The Clash of Civilizations and the Remaking of World Order

This book anticipated the realignment of countries across the globe according to cultural spheres of influence or civilizations. It analyzes global politics to explain how civilizations have replaced ideologies as the driving force of geopolitics. Topics covered include the concept of civilizations; the question of a universal civilization; the relation between power and culture; the shifting balance of power among civilizations; cultural indigenization in non-Western societies; the political structure of civilizations; conflicts generated by Western universalism, Muslim militancy, and Chinese assertion; balancing and bandwagoning responses to the rise of Chinese power; the causes and dynamics of fault line wars; and the futures of the West and of a world of civilizations.

The Spirit Catches You and You Fall Down: A Hmong Child, Her American Doctors, and the Collision of Two Cultures

This book explores the clash between a small county hospital in California and a refugee family from Laos over the care of Lia Lee, a Hmong child diagnosed with severe epilepsy. Lia’s parents and her doctors both wanted what was best for Lia. However, while the doctors used anticonvulsant medication, Lia’s parents believed that symptoms were rooted in spiritual causes (soul loss) but was unable to communicate with the doctors due to their inability to speak English. Lia’s parents turned to traditional Hmong traditional remedies- herbal medicines, massage, and a Hmong shaman. Eventually, Lia had a massive seizure which led her to brain death and on the verge of death.

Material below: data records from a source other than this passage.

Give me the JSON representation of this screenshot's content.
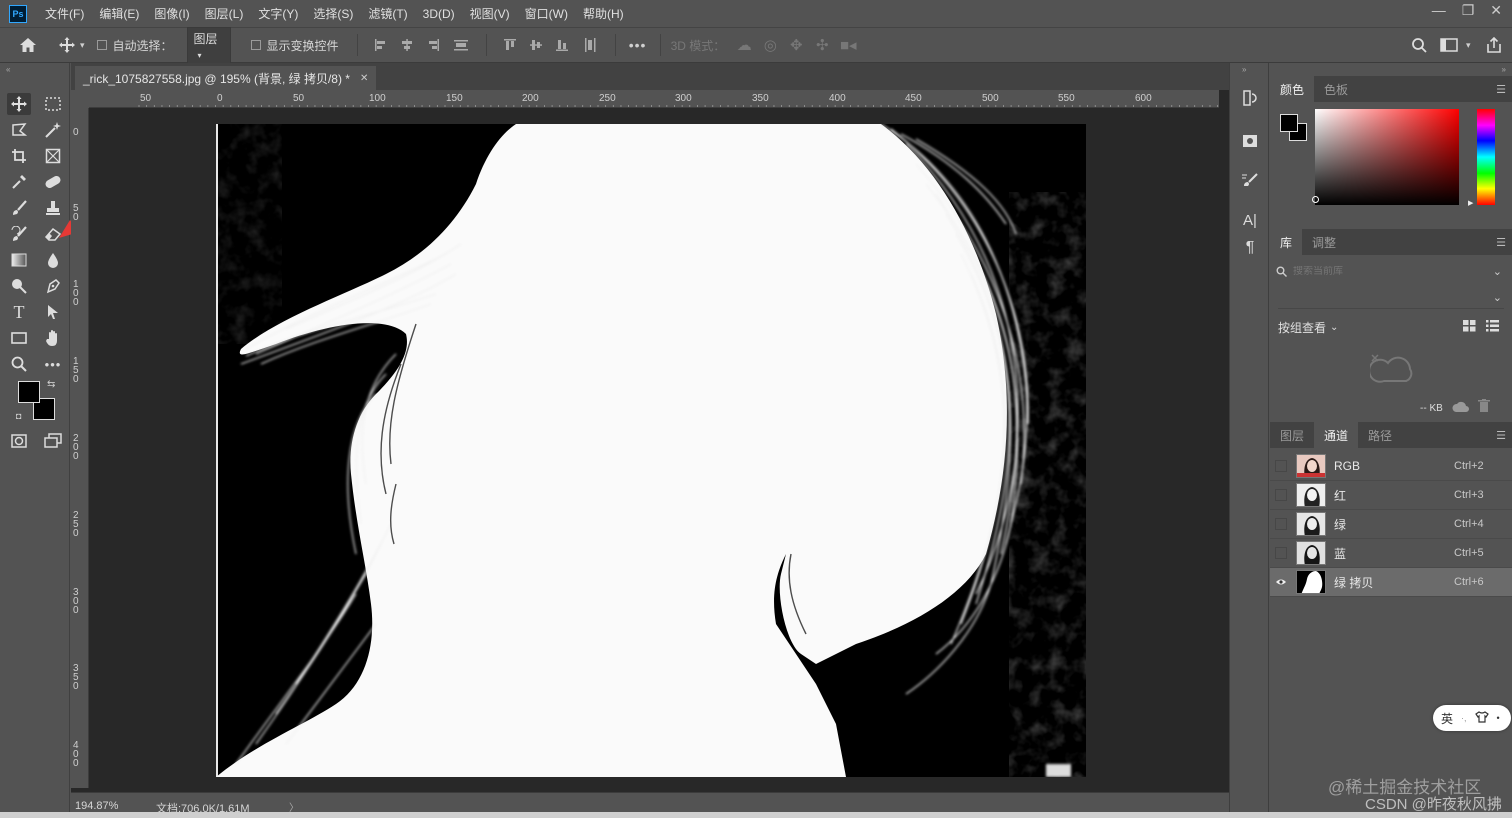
{
  "app": {
    "logo": "Ps"
  },
  "menu": [
    "文件(F)",
    "编辑(E)",
    "图像(I)",
    "图层(L)",
    "文字(Y)",
    "选择(S)",
    "滤镜(T)",
    "3D(D)",
    "视图(V)",
    "窗口(W)",
    "帮助(H)"
  ],
  "window_controls": {
    "minimize": "—",
    "restore": "❐",
    "close": "✕"
  },
  "options": {
    "auto_select_label": "自动选择：",
    "auto_select_target": "图层",
    "show_transform_label": "显示变换控件",
    "mode_3d_label": "3D 模式："
  },
  "document": {
    "tab_title": "_rick_1075827558.jpg @ 195% (背景, 绿 拷贝/8) *",
    "close_icon": "✕"
  },
  "ruler_h": [
    "50",
    "0",
    "50",
    "100",
    "150",
    "200",
    "250",
    "300",
    "350",
    "400",
    "450",
    "500",
    "550",
    "600"
  ],
  "ruler_v": [
    "0",
    "5 0",
    "1 0 0",
    "1 5 0",
    "2 0 0",
    "2 5 0",
    "3 0 0",
    "3 5 0",
    "4 0 0"
  ],
  "status": {
    "zoom": "194.87%",
    "doc_size": "文档:706.0K/1.61M",
    "arrow": "〉"
  },
  "color_panel": {
    "tabs": [
      "颜色",
      "色板"
    ]
  },
  "library_panel": {
    "tabs": [
      "库",
      "调整"
    ],
    "search_placeholder": "搜索当前库",
    "view_by": "按组查看",
    "size": "-- KB"
  },
  "channels_panel": {
    "tabs": [
      "图层",
      "通道",
      "路径"
    ],
    "rows": [
      {
        "name": "RGB",
        "shortcut": "Ctrl+2",
        "visible": false
      },
      {
        "name": "红",
        "shortcut": "Ctrl+3",
        "visible": false
      },
      {
        "name": "绿",
        "shortcut": "Ctrl+4",
        "visible": false
      },
      {
        "name": "蓝",
        "shortcut": "Ctrl+5",
        "visible": false
      },
      {
        "name": "绿 拷贝",
        "shortcut": "Ctrl+6",
        "visible": true
      }
    ]
  },
  "ime": {
    "label": "英"
  },
  "watermark": {
    "line1": "@稀土掘金技术社区",
    "line2": "CSDN @昨夜秋风拂"
  },
  "colors": {
    "accent": "#31a8ff",
    "panel_bg": "#535353",
    "canvas_bg": "#282828"
  }
}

Cultures of Relatedness: New Approaches to the study of kinship

This book focuses on the boundary between the biological and the social in the recognition of kinship. Carsten suggests that kinship can be reformulated more broadly as “relatedness”. What this suggests is that in any society there are types of social and emotional feelings of connectedness, of which biological relationships are only one part. By requiring that kinship be placed in a wider frame of social connections, "relatedness" opens the door to a broad social contextualization of kinship. Carsten further proposes that by suspending or questioning the social and biological divide in kinship, anthropologists can return to the task of cross-cultural comparison rather than lapse into cultural particularism.